While the study shows promise for the receptor binding domain-based vaccine platforms, a number of other questions remain. The rhesus macaque model, which supports MERS-CoV replication, fails to recapitulate severe disease seen in humans. As such, the level of protection in these studies may underestimate the utility of the approach or, alternatively, provides only minor protection for human disease. Further study in more pathogenic models like the marmoset or with adapted viruses is required to decipher this question. Similarly, while the RBD-based platform drives protection, other aspects of vaccine efficacy cannot be tested in the macaque model. Previous work with a double inactivated SARS-CoV had shown efficacy in young mice (Spruth et al., 2006); however, subsequent analysis in aged animals or with heterologous challenge revealed vaccine failure and significant immune pathology (Bolles et al., 2011).
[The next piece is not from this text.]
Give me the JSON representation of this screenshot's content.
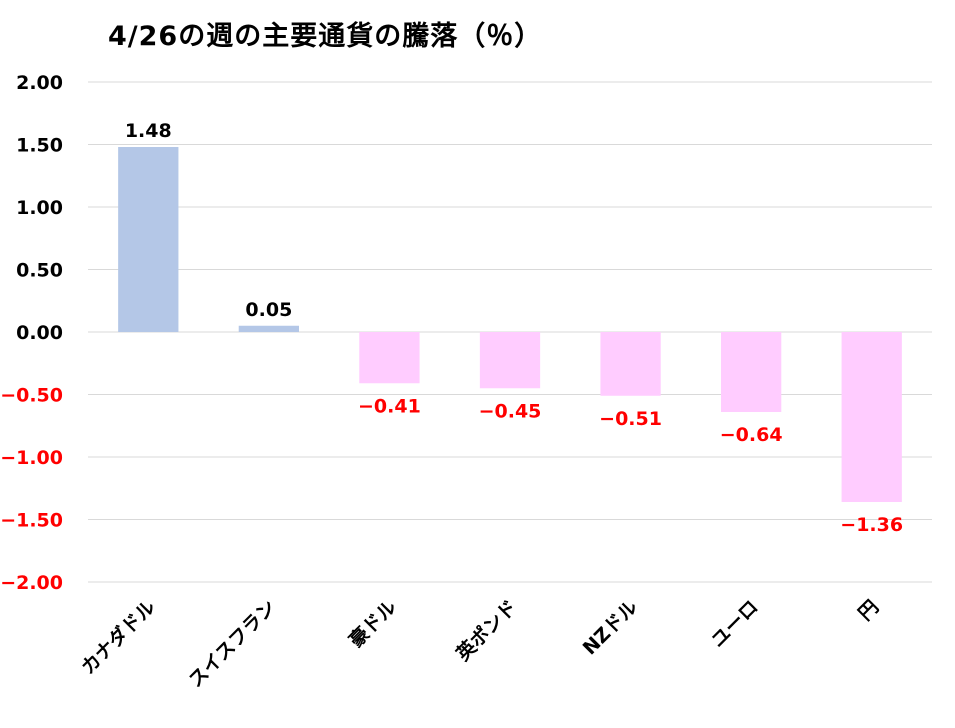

While not tested in experimental systems, based on reported cases, age and immuno-compromised status appears to be co-morbidity factors for MERS-CoV infection and lethality (Hilgenfeld and Peiris, 2013, Zumla et al., 2015). Therefore, testing the efficacy of any vaccine in aged and immune compromised populations must be considered. In addition, the continued reintroduction of MERS-CoV from zoonotic sources increases the likelihood of exposure to heterologous virus. With the focus of this vaccine on the RBD of MERS, the possibility of vaccine-induced immune pathology is reduced; however, in vivo testing is required to confirm this result.

Overall, the report by Lan and colleagues details a promising MERS-RBD-based platform for vaccine development. The combination of strong neutralization and reduced pathogenesis in the rhesus macaques indicates that the approach is worth pursuing. However, additional studies are required in models that can capture pathogenesis seen in humans, efficacy in aged populations, and possibility of immune pathology due to heterologous challenge. Despite these caveats, the success of the RBD-based approach has important implications for both MERS treatment as well as for rapid vaccine development platforms for future emergent CoV outbreaks.